Ensure sustained capacity development
Ensure the system maintenance and growth
A vision of Next steps
Presentation 7: Prof. Gilbert Kokwaro, Director Consortium for national Health Research [CNHR]
The presentation by Prof. G. Kokwaro was quite enriching and empowering that I have no better words to express the precision of his words but in a net shell the following were elaborately covered:
Clinical trials as a platform of diverse opportunities
IRBs, equalisation and partnership in promoting clinical trials
Capacity strengthening and training [by providing an attractive career path]
Fragmentation of effort [by supporting different centres ]
Research is not a job is passion
Opportunity [making right decisions]
In research is it best to Mentor or supervise?
Opportunities in the area of clinical trials
Dosage formulation for pediatrics
Ethics and research
Community and research
Presentation 8: Global Health Trials by Dr. Trudie Lang
Global Health Trials is a collaborative web platform aiming to support and encourage clinical research in the field of global health. It is a free and open-access platform where anyone working in clinical research can access guidance, tools and response, and share their knowledge, views and experience. The membership of global health Trials is rapidly growing and attracting all types of clinical research staff from over 60 countries and across highly varied research settings.

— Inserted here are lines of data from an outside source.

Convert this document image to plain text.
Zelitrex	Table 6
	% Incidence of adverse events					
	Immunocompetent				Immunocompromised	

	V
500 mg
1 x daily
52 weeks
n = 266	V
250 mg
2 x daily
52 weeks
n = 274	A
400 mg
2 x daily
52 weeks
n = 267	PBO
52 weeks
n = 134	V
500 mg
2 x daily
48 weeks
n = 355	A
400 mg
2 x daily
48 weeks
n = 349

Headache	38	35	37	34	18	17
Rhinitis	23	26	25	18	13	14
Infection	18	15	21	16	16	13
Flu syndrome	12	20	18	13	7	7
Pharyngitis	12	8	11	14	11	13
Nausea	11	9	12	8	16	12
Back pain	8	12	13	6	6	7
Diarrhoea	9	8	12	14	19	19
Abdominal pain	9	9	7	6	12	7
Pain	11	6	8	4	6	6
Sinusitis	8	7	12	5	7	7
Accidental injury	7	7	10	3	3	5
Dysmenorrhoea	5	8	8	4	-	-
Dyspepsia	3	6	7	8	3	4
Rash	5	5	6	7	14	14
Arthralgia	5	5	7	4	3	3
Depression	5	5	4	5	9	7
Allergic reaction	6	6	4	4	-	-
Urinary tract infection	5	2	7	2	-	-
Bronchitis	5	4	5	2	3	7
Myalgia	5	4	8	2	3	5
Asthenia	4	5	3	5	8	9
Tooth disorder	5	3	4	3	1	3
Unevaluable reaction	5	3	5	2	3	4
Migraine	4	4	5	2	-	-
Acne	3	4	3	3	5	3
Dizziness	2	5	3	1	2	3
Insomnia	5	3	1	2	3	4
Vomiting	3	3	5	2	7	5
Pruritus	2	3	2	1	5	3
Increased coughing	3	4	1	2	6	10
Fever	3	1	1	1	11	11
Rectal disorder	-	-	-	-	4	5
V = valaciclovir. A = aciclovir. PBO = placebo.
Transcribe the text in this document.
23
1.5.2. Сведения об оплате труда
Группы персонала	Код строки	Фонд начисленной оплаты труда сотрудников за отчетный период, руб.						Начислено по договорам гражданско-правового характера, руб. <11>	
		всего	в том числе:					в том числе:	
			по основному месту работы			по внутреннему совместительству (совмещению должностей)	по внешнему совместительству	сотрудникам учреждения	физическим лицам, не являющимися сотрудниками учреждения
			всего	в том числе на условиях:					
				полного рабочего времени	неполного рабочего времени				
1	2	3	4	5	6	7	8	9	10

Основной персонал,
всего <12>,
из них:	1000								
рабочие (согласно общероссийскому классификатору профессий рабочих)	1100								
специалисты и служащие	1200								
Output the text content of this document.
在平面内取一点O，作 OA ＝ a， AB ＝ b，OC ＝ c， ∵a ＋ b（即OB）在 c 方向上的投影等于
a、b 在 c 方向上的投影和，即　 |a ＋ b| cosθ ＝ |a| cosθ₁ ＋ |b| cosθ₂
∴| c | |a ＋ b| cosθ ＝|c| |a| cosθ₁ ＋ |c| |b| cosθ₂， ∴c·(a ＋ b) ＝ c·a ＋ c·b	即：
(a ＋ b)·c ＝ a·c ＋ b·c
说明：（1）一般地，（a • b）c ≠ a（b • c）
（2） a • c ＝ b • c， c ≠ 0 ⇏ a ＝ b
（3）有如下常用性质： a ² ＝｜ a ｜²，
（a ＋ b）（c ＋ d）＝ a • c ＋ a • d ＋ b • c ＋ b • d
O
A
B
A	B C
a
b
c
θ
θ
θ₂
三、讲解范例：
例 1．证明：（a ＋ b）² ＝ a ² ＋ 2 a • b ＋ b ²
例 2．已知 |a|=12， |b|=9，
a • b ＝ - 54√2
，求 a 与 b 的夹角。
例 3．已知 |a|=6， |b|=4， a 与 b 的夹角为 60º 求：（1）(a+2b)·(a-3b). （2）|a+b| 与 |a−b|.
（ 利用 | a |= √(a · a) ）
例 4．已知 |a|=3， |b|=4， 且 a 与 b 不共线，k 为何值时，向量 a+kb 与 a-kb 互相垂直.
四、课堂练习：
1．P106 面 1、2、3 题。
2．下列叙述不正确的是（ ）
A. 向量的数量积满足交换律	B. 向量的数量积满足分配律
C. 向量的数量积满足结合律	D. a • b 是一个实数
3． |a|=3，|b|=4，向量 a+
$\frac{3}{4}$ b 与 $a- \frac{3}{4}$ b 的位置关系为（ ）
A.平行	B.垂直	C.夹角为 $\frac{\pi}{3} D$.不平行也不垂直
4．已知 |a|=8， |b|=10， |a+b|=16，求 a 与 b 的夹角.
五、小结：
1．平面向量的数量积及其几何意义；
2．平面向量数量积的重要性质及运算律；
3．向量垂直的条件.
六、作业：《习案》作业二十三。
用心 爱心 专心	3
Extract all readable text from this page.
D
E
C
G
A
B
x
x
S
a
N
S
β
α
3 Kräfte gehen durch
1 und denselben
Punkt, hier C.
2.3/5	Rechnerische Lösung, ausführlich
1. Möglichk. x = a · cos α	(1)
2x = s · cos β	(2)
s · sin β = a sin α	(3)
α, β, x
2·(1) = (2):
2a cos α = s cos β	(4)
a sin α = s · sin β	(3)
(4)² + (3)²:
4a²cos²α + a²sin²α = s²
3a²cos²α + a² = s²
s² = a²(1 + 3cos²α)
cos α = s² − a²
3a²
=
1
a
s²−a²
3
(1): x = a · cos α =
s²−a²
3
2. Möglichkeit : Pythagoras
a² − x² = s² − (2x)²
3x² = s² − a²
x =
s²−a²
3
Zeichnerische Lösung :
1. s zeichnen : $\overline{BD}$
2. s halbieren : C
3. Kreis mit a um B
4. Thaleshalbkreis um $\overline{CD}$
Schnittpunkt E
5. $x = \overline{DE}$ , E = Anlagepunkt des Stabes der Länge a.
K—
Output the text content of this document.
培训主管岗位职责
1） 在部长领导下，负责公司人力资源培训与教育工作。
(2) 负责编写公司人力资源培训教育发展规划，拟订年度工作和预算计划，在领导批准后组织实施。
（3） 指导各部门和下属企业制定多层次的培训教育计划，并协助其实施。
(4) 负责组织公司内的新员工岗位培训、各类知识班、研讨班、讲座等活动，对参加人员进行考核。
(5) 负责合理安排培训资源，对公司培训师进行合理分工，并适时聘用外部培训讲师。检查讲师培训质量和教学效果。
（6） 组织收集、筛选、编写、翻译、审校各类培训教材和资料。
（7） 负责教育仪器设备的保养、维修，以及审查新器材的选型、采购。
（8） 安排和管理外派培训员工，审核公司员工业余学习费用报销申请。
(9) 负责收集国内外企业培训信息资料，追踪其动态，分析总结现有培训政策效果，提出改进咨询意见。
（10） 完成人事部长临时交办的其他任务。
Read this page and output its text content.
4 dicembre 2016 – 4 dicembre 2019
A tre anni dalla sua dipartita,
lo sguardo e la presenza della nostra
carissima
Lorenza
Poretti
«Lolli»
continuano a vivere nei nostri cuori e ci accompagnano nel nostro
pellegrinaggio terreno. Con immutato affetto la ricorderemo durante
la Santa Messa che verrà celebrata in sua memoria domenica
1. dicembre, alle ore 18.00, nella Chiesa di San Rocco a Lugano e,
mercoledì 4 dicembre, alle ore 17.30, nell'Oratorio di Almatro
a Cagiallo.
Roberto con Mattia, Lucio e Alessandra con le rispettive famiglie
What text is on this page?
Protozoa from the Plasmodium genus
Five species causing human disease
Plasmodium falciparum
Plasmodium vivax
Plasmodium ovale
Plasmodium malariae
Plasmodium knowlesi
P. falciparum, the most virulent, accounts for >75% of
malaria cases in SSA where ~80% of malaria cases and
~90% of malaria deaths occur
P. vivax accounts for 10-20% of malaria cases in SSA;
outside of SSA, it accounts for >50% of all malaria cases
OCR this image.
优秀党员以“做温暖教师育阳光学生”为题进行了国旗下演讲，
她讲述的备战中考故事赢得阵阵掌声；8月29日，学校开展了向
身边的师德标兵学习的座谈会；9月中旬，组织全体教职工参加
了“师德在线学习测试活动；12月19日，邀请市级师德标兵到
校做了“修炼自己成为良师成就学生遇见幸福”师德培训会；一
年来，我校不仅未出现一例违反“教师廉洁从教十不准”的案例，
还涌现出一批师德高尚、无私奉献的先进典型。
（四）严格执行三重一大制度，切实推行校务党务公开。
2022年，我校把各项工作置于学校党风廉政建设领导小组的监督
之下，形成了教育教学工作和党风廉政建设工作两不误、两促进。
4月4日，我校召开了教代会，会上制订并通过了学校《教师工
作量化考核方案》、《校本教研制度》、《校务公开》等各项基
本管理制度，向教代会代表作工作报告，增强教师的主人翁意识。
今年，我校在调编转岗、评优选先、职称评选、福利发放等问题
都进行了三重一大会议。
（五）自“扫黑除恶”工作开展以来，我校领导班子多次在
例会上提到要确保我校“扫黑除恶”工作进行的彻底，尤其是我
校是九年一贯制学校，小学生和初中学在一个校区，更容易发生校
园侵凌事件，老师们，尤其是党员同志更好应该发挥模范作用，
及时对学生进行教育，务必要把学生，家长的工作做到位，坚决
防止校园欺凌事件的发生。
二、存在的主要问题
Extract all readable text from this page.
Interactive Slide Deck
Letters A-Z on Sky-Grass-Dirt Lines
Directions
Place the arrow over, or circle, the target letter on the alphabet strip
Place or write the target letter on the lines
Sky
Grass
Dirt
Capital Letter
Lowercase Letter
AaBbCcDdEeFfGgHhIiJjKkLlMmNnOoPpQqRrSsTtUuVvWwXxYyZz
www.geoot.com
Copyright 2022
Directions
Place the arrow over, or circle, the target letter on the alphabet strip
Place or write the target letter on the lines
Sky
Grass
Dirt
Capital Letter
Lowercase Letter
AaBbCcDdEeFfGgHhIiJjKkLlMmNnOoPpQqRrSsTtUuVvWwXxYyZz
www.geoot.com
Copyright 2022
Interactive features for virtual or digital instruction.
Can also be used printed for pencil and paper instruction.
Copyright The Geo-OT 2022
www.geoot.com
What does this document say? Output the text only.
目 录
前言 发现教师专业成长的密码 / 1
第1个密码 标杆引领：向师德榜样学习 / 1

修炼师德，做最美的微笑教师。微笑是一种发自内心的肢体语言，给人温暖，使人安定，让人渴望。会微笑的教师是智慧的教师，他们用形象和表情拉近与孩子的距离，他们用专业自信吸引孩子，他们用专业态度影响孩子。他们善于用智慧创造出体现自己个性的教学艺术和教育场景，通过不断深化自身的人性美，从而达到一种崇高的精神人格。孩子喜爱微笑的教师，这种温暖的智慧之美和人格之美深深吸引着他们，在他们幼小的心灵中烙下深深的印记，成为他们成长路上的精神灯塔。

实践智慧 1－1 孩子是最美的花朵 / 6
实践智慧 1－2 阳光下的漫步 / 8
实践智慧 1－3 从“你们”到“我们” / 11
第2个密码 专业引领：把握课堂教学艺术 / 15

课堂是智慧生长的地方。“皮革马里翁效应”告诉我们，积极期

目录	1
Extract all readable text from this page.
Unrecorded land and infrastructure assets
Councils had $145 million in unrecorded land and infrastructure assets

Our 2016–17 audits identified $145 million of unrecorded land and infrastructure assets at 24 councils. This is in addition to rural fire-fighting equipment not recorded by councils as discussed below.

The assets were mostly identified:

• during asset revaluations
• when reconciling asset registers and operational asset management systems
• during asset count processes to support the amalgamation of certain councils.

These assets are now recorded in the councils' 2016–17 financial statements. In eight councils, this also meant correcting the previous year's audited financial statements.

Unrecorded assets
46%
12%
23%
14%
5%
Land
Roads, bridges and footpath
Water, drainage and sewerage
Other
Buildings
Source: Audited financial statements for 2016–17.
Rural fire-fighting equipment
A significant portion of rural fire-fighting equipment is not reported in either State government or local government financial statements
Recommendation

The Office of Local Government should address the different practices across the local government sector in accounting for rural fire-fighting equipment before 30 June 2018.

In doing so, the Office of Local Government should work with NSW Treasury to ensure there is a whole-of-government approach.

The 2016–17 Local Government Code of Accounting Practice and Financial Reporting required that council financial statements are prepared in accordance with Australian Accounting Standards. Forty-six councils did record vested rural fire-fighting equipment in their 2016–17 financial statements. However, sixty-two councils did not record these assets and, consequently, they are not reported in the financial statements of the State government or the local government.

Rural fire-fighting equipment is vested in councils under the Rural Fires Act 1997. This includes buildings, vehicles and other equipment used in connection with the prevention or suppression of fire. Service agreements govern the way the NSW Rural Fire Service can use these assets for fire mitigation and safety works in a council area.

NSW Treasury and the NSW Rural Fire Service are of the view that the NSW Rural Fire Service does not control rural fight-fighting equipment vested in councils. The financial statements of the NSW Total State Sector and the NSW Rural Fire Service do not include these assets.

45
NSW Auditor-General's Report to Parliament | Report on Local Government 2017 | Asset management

Global Health Trials has been set up by groups running trials in Africa, Asia and Latin America. It is for all types of clinical research and all disease areas. The aim is to support researchers in running their own projects, as well as studies in partnership with others. There are guidance articles, templates, example documents and discussion areas, as well as free e-learning courses to take researches through all of the steps and processes of a study. Furthermore, we have a free and highly respected online Professional Membership Scheme for research staff to gain professional recognition and to track career development.
The website is overseen by a steering committee and six expert comittes. All content is regularly reviewed so that researchers can trust the information provided. All content is designed to be gkobally applicable and, in particular, to support clnical research in developing countries.
The ethos is to create a professional community for all clinical research staff, where knowledge and methods are exchanged and hsared. We welcome your oinvolvememnt and urge you to have a look and share your experience in designing, operating and reporting clinical research.
Many thanks and welcome more to the website and share the expounding knowledge.
www.globalhealthtrials.org or email@example.com
This was a participatory session in which various topics relevant to the subject of discussion were expounded both from the panellist and the members present. Some of the intellectual and resourceful discussions held concerned:
Translating research into policy
Contribution of community involvement in clinical trials research
Extent of impact assessment and its interplay to clinical trials reasearch
Research from the community perspective
Does all research amount to change of policy?
Inclusion of pictorials into the informed consent documents/process
The concept of emancipated minors participation in clinical trials
I welcome any comments, additions, corrections and contributions to the above document. Lots of gratitude to all the presenters and all the experts from every field of knowledge who attended. Above all I cannot forget to tender utmost appreciation to CCR-KEMRI-DNDi, Global Health Trials staff and all the partners involved that made the workshop a success. God bless you all.
Dear reader, thank you for taking your time to go through the document and I hope it has enriched you enormously in the arena of clinical trials research…I look forward to your comments and contributions.